Each scene provides temporally-synchronized RGB video, camera calibration, a top-down map, and per-frame 2D/3D annotations. Depth maps (PNG-in-HDF5) are included but very large; feel free to ignore them if storage or I/O is a concern.

- Task

Teams should detect every object and keep the same identity ID while they move within and across all cameras in a scene.

- Submission Format

For compatibility with the official evaluation server, results must be a single plain-text file (track1.txt) where each line describes one detection:

〈scene_id〉 〈class_id〉 〈object_id〉 〈frame_id〉 〈x〉 〈y〉 〈z〉 〈width〉 〈length〉 〈height〉 〈yaw〉

Field	Type	Description
scene_id	int	Unique identifier for each multi-camera sequence.
class_id	int	Starting from zero, denoting an object’s category. (Person→0, Forklift→1, NovaCarter→2, Transporter→3, FourierGR1T2→4, AgilityDigit→5.)
object_id	int	Positive, unique ID per scene & class. Remains constant across all cameras within the same scene and class.
frame_id	int	Zero-based frame index within that scene.
x, y, z,	float	3D coordinates of the bounding-box centroid in the world coordinate system which is in meters.
width, length, height	float	Box dimensions in meters along its x (width), y (length) and z (height) axes of the object-centered coordinate system, with the origin at the centroid.
yaw	float	Euler angle in radians about the y-axis of the object-centered coordinate system defining the box’s heading in the world coordinate system. (Pitch and roll are assumed zero.)
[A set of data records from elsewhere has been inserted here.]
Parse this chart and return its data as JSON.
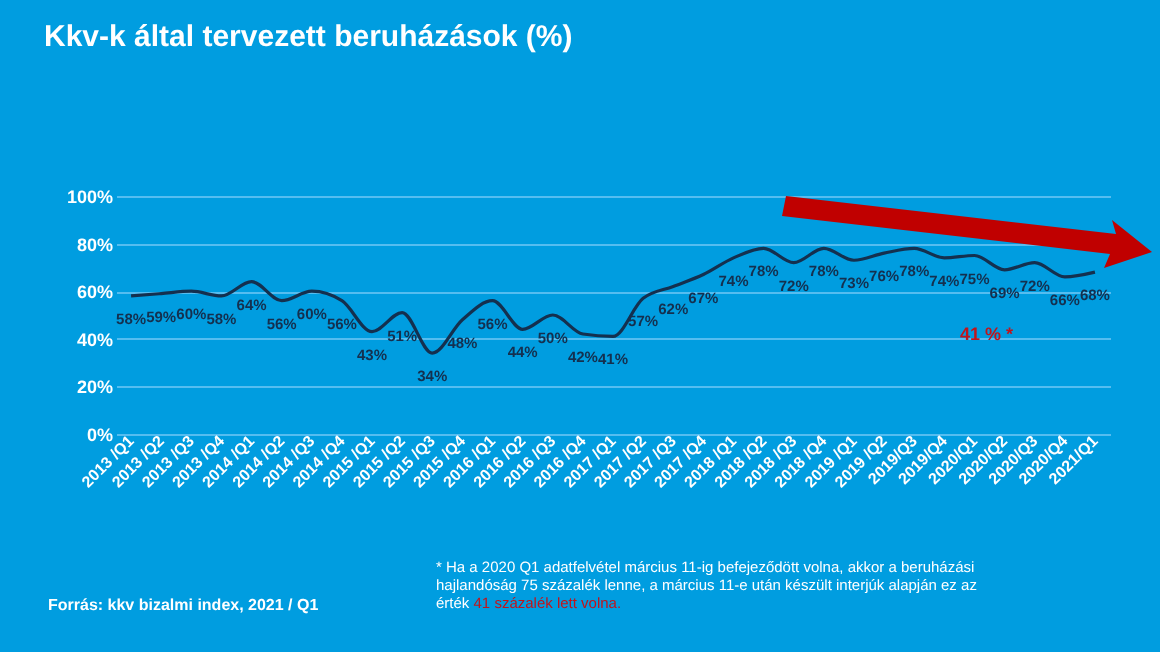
{
  "chart_data": {
    "type": "line",
    "title": "Kkv-k által tervezett beruházások (%)",
    "categories": [
      "2013 /Q1",
      "2013 /Q2",
      "2013 /Q3",
      "2013 /Q4",
      "2014 /Q1",
      "2014 /Q2",
      "2014 /Q3",
      "2014 /Q4",
      "2015 /Q1",
      "2015 /Q2",
      "2015 /Q3",
      "2015 /Q4",
      "2016 /Q1",
      "2016 /Q2",
      "2016 /Q3",
      "2016 /Q4",
      "2017 /Q1",
      "2017 /Q2",
      "2017 /Q3",
      "2017 /Q4",
      "2018 /Q1",
      "2018 /Q2",
      "2018 /Q3",
      "2018 /Q4",
      "2019 /Q1",
      "2019 /Q2",
      "2019/Q3",
      "2019/Q4",
      "2020/Q1",
      "2020/Q2",
      "2020/Q3",
      "2020/Q4",
      "2021/Q1"
    ],
    "series": [
      {
        "color": "#14304f",
        "values": [
          58,
          59,
          60,
          58,
          64,
          56,
          60,
          56,
          43,
          51,
          34,
          48,
          56,
          44,
          50,
          42,
          41,
          57,
          62,
          67,
          74,
          78,
          72,
          78,
          73,
          76,
          78,
          74,
          75,
          69,
          72,
          66,
          68
        ],
        "value_labels": [
          "58%",
          "59%",
          "60%",
          "58%",
          "64%",
          "56%",
          "60%",
          "56%",
          "43%",
          "51%",
          "34%",
          "48%",
          "56%",
          "44%",
          "50%",
          "42%",
          "41%",
          "57%",
          "62%",
          "67%",
          "74%",
          "78%",
          "72%",
          "78%",
          "73%",
          "76%",
          "78%",
          "74%",
          "75%",
          "69%",
          "72%",
          "66%",
          "68%"
        ]
      }
    ],
    "ylim": [
      0,
      100
    ],
    "yticks": [
      {
        "value": 0,
        "label": "0%"
      },
      {
        "value": 20,
        "label": "20%"
      },
      {
        "value": 40,
        "label": "40%"
      },
      {
        "value": 60,
        "label": "60%"
      },
      {
        "value": 80,
        "label": "80%"
      },
      {
        "value": 100,
        "label": "100%"
      }
    ],
    "grid": "y",
    "marker": "none",
    "line_style": "solid",
    "annotations": [
      "41 % *",
      "Forrás: kkv bizalmi index, 2021 / Q1",
      "* Ha a 2020 Q1 adatfelvétel március 11-ig befejeződött volna, akkor a beruházási hajlandóság 75 százalék lenne, a március 11-e után készült interjúk alapján ez az érték",
      "41 százalék lett volna."
    ]
  }
}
Example: in scene 0, if a Person is assigned obj_id = 5, then a Forklift cannot use obj_id = 5 (it must use a different ID, e.g. 6).

Archive the text file as track1.zip or track1.tar.gz before uploading.

- Evaluation

Scores are computed with 3D HOTA [1], which jointly balances detection, association and localization quality. HOTA score will be computed per class within a scene which will be averaged. A weighted average will then be computed on these scores across all scenes based on the total no. of objects. 3D IoU will be used for matching GT & prediction objects.

- - Leaderboard = raw HOTA on the hidden test set.
  - Online-tracker bonus: If your paper + code prove that only past frames are used, a +10 % multiplicative bonus is applied when deciding the final winner and runner-up (the public leaderboard itself shows the un-bonused score).

Example: Team A (offline) = 69 % HOTA; Team B (online) = 61 % ⇒ bonus → 67.1 % HOTA. Team B ranks higher in the final award list.

- Data Access

Note: Depth files are huge (> 3 TB). If bandwidth or disk is limited, download only the other files.

By downloading you agree to the Physical AI Smart Spaces licence (CC-BY 4.0).

References

[1] J. Luiten et al., “HOTA: A Higher Order Metric for Evaluating Multi-Object Tracking,” IJCV, 2021.